Wildnis ist in. Und wenn man den zahlreichen Fernsehfilmen, Magazinbeiträgen und nicht zuletzt Büchern zum Thema Glauben schenkt, dann ist Deutschland heute geradezu ein Wildnisparadies. Selbst den am dichtesten besiedelten Regionen wird ebenso leichthändig wie marketingfördernd allzu häufig dieses Prädikat verliehen, das sich so schön mit der Sehnsucht nach Natürlichkeit, Ursprünglichkeit und Unberührtheit verbindet.

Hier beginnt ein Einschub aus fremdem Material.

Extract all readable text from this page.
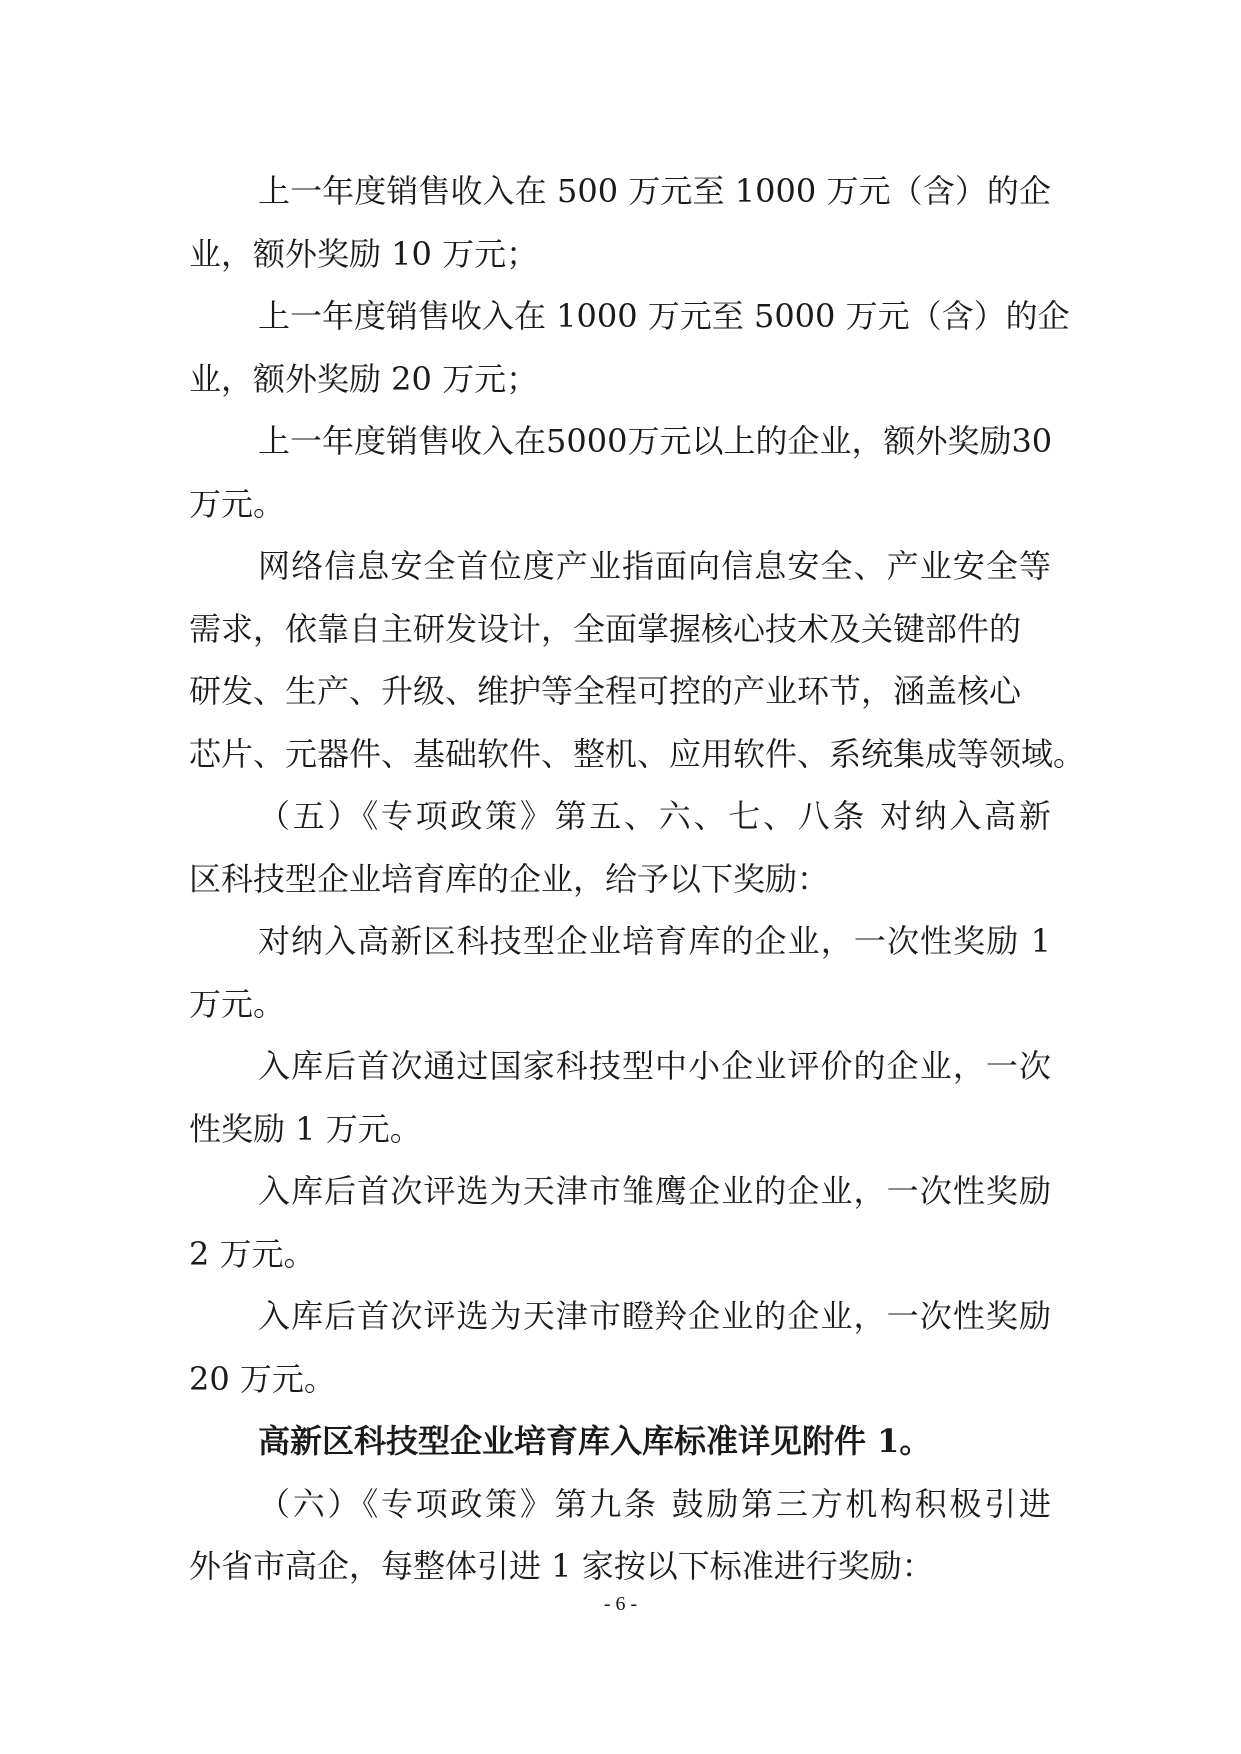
上一年度销售收入在 500 万元至 1000 万元（含）的企
业，额外奖励 10 万元；
上一年度销售收入在 1000 万元至 5000 万元（含）的企
业，额外奖励 20 万元；
上一年度销售收入在5000万元以上的企业，额外奖励30
万元。
网络信息安全首位度产业指面向信息安全、产业安全等
需求，依靠自主研发设计，全面掌握核心技术及关键部件的
研发、生产、升级、维护等全程可控的产业环节，涵盖核心
芯片、元器件、基础软件、整机、应用软件、系统集成等领域。
（五）《专项政策》第五、六、七、八条 对纳入高新
区科技型企业培育库的企业，给予以下奖励：
对纳入高新区科技型企业培育库的企业，一次性奖励 1
万元。
入库后首次通过国家科技型中小企业评价的企业，一次
性奖励 1 万元。
入库后首次评选为天津市雏鹰企业的企业，一次性奖励
2 万元。
入库后首次评选为天津市瞪羚企业的企业，一次性奖励
20 万元。
高新区科技型企业培育库入库标准详见附件 1。
（六）《专项政策》第九条 鼓励第三方机构积极引进
外省市高企，每整体引进 1 家按以下标准进行奖励：
- 6 -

Selbst „Wildes Ruhrgebiet“ und „Wildes Berlin“ finden sich mittlerweile im Angebot – nur deshalb, weil natürlich auch in heftig urbanisierten Regionen Tiere und Pflanzen in einem Anpassungsprozess versuchen, sich zu behaupten.

Einigen geht es in Siedlungsräumen mittlerweile sogar besser als auf dem Land, etwa, weil sie dort keinem so hohen Jagddruck unterliegen – zum Beispiel der Habicht in Berlin, Köln und Hamburg–, weil sie dort teilweise weniger häufig gemähte oder totgespritzte Offenflächen finden – zum Beispiel die Feldlerche auf dem ehemaligen Flughafen Tempelhof in Berlin – oder einfach, weil sie im Zuge einer Bestandserholung gelernt haben, menschgemachte Strukturen wie Industrieanlagen als Brutstandorte zu nutzen – wie der Wanderfalke im Ruhrgebiet. So schön das alles ist: Mit Wildnis hat es wenig bis nichts zu tun. Glück hat, wer in all diesem Wildnis-Hype ein Buch findet, das sich mit den Landstrichen hierzulande befasst, die dem Begriff Wildnis noch am nächsten kommen und in denen mindestens teilweise wirkliche Wildnisprozesse zugelassen werden. „Explosives Erbe – Natur und Artenvielfalt auf alten Truppenübungsplätzen“ von Sebastian Hennigs ist ein solches.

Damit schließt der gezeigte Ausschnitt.